McCaskill’s comments appear to be a dig at U.S. Reps. Vicky Hartzler and Ann Wagner, two Republicans who have been speculated as potential challengers to McCaskill in 2018.
Wagner, a Ballwin Republican, pushed back on the criticism in a statement and attacked McCaskill for opposing the confirmation of Supreme Court Justice Neil Gorsuch last week.
“I believe what makes you unfit for office is when you don’t represent Missouri values; and Sen. McCaskill’s vote against Justice Gorsuch last week told millions of Missourians that she simply doesn’t share their values,” she said.
Hartzler’s office dismissed town halls as unproductive in February, but did not respond to McCaskill’s comments Thursday.
Wagner has raised $2.7 million in campaign funds as she mulls the challenge to McCaskill.
McCaskill’s campaign team announced Thursday evening that she has raised $2.8 million in the first three months of 2017 and has $3 million total in her campaign coffers at this point.
McCaskill warned the attendees in Parkville about the influence that dark money would have on the 2018 race, encouraging them to ignore any ads from organizations that do not disclose their donors even if they support her. She also joked that from political groups seeking to oust her, Missourians could expect to see “a lot of fat, ugly pictures of me next year.”

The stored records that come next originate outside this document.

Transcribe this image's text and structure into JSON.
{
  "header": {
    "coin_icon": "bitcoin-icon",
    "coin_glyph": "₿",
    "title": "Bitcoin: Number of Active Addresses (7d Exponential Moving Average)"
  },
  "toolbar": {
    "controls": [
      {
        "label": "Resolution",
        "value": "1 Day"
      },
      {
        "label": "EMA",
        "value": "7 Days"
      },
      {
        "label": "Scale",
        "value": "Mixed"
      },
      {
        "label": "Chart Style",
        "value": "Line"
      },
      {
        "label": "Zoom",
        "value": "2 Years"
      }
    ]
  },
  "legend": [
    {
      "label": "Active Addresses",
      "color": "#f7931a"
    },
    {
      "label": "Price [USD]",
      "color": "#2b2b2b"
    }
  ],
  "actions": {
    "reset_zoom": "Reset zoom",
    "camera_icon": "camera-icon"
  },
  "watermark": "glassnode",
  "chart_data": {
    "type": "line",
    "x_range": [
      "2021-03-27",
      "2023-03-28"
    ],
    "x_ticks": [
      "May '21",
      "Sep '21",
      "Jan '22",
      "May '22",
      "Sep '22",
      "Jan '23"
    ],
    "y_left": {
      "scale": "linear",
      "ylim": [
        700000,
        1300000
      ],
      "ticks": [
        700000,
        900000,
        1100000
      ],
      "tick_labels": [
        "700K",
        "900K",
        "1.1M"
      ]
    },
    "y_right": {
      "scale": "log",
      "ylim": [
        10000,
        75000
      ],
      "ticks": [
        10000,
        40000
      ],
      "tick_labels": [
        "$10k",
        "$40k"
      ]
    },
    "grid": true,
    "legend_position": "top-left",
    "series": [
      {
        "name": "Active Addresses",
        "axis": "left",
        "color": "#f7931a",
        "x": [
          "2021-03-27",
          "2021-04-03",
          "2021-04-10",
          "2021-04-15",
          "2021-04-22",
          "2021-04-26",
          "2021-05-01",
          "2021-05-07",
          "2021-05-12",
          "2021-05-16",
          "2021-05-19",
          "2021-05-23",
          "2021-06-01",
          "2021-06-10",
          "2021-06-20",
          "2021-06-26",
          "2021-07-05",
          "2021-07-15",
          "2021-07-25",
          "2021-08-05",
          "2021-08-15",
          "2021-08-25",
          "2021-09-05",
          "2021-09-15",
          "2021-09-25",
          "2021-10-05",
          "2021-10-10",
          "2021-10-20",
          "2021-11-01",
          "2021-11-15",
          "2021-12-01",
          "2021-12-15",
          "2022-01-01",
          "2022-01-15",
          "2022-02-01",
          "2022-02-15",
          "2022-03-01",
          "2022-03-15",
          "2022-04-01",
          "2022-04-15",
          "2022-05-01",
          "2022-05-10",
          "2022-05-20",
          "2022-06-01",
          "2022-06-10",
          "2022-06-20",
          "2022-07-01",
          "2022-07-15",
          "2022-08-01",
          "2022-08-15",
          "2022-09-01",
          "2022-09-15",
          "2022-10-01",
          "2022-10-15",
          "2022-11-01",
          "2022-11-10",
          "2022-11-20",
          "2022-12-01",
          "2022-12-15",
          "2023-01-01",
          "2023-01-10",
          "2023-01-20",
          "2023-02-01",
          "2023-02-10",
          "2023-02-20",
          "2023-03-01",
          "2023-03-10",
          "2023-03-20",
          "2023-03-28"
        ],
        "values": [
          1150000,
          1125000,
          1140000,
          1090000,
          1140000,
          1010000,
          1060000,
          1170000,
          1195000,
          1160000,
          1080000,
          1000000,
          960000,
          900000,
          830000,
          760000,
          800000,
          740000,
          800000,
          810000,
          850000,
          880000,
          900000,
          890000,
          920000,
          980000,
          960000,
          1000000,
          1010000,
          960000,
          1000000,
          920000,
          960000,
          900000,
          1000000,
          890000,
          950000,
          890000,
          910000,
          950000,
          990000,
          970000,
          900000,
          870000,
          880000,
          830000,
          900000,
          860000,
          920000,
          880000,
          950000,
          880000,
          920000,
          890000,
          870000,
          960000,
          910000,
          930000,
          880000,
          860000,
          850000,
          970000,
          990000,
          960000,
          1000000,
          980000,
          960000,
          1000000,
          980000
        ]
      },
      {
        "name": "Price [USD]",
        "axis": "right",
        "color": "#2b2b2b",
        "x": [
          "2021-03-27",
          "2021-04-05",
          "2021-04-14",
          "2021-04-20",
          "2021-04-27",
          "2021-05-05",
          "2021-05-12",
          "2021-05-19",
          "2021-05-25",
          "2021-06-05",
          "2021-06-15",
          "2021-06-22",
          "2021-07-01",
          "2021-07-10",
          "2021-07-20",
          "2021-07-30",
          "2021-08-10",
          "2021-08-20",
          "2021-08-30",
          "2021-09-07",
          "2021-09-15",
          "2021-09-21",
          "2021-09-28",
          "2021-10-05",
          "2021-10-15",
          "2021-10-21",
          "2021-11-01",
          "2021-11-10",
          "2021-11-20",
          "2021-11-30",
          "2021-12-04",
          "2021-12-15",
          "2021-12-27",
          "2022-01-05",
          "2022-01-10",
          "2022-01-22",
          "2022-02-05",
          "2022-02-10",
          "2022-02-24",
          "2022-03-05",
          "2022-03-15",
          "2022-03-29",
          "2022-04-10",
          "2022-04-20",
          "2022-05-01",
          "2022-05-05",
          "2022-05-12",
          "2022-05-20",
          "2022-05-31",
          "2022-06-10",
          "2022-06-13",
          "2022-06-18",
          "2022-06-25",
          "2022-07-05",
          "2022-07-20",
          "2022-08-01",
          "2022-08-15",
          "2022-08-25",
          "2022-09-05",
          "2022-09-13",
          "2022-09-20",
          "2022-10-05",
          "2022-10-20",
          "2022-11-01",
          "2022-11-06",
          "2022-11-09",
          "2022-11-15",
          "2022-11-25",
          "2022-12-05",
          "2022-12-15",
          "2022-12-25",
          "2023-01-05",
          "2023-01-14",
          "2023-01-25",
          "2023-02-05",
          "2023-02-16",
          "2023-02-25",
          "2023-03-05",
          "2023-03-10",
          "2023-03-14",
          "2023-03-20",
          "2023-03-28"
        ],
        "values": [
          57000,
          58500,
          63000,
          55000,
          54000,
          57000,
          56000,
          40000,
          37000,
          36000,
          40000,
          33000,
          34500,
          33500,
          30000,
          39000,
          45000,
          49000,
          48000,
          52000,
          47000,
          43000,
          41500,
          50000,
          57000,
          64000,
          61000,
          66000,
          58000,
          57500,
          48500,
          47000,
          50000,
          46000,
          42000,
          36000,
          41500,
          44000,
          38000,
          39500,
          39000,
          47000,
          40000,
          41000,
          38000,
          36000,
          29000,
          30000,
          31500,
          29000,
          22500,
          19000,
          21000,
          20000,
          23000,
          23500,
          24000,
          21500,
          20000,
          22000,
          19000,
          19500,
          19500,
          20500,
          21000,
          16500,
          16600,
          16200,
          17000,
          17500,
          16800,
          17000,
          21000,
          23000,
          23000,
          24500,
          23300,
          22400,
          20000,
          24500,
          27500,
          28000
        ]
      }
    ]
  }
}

McCaskill said during an interview at The Kansas City Star later Thursday that if Democrat Hillary Clinton had been elected, she might not have planned to seek a third term in the Senate, but that she remains fully committed to the race after Trump’s victory in 2016.
“What happened in November kind of lit me on fire,” she said. “If you look at the election results, yes, Donald Trump won by a huge margin, but (Democrat) Jason Kander only lost by 3 (to Republican Sen. Roy Blunt). So it wasn’t, I don’t believe, a fundamental party shift.”

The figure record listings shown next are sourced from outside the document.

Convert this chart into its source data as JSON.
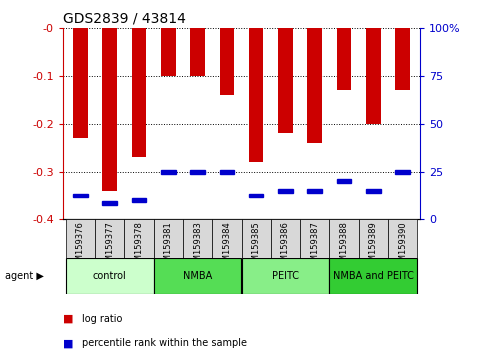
{
  "title": "GDS2839 / 43814",
  "samples": [
    "GSM159376",
    "GSM159377",
    "GSM159378",
    "GSM159381",
    "GSM159383",
    "GSM159384",
    "GSM159385",
    "GSM159386",
    "GSM159387",
    "GSM159388",
    "GSM159389",
    "GSM159390"
  ],
  "log_ratio": [
    -0.23,
    -0.34,
    -0.27,
    -0.1,
    -0.1,
    -0.14,
    -0.28,
    -0.22,
    -0.24,
    -0.13,
    -0.2,
    -0.13
  ],
  "pct_rank_left": [
    -0.35,
    -0.365,
    -0.36,
    -0.3,
    -0.3,
    -0.3,
    -0.35,
    -0.34,
    -0.34,
    -0.32,
    -0.34,
    -0.3
  ],
  "ylim_left": [
    -0.4,
    0
  ],
  "ylim_right": [
    0,
    100
  ],
  "yticks_left": [
    0,
    -0.1,
    -0.2,
    -0.3,
    -0.4
  ],
  "ytick_labels_left": [
    "-0",
    "-0.1",
    "-0.2",
    "-0.3",
    "-0.4"
  ],
  "yticks_right": [
    0,
    25,
    50,
    75,
    100
  ],
  "ytick_labels_right": [
    "0",
    "25",
    "50",
    "75",
    "100%"
  ],
  "groups": [
    {
      "label": "control",
      "indices": [
        0,
        1,
        2
      ],
      "color": "#ccffcc"
    },
    {
      "label": "NMBA",
      "indices": [
        3,
        4,
        5
      ],
      "color": "#55dd55"
    },
    {
      "label": "PEITC",
      "indices": [
        6,
        7,
        8
      ],
      "color": "#88ee88"
    },
    {
      "label": "NMBA and PEITC",
      "indices": [
        9,
        10,
        11
      ],
      "color": "#33cc33"
    }
  ],
  "bar_color": "#cc0000",
  "marker_color": "#0000cc",
  "bar_width": 0.5,
  "legend_log_ratio": "log ratio",
  "legend_pct": "percentile rank within the sample"
}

During the town hall, McCaskill repeatedly asserted her credentials as a moderate, bemoaning the increased polarization of American politics. She said that people on both sides seek sources of affirmation rather than information.
“You’ve got Breitbart. You’ve got Daily Kos,” McCaskill said. She encouraged the crowd to read newspapers and rhetorically asked how the nation can agree on anything “if we can’t agree on what the facts are.”
Austin Stukins, the executive director of the Missouri Republican Party, questioned McCaskill’s credentials as a moderate and called her town halls “dog and pony shows” in a statement Thursday.
“Claire McCaskill is traveling the state trying to pull the wool over Missourians’ eyes and posing as a moderate — but her record in Washington tells a different story,” he said. “Claire McCaskill has joined her fellow Washington liberals in obstructing President Trump at every turn, including voting to filibuster Justice Neil Gorsuch.”
McCaskill’s comparison of The Daily Kos, a liberal blog that has helped raise money for Democrats, to Breitbart, a website that has been accused of promoting white nationalism and was previously run by Trump’s adviser Steve Bannon, angered many progressives on social media, an indication that the senator will also face pressure from the left going into 2018.
Chris Reeves, a blogger for The Daily Kos who writes about politics in Kansas and Missouri, said he resented the comparison.
“The characterization is a fairly outlandish effort to create a supposed equal standing, and it’s rubbish. Daily Kos will openly force out articles with factual untruths; something Breitbart doesn’t do, and at times we’ve been the only people on the ground in Missouri state house races. So as a Daily Kos leader and member of the DNC, I’m incredibly disappointed by this attack on her own allies and her comparison which is wrong,” said Reeves, who serves as Kansas’ Democratic National Committeeman.
McCaskill noted the uproar over the comment in a meeting with The Star’s editorial board later that day. She said she was simply intending to point out that people on the two sides of the political divide are not getting the same information and did not mean it as a criticism of the site.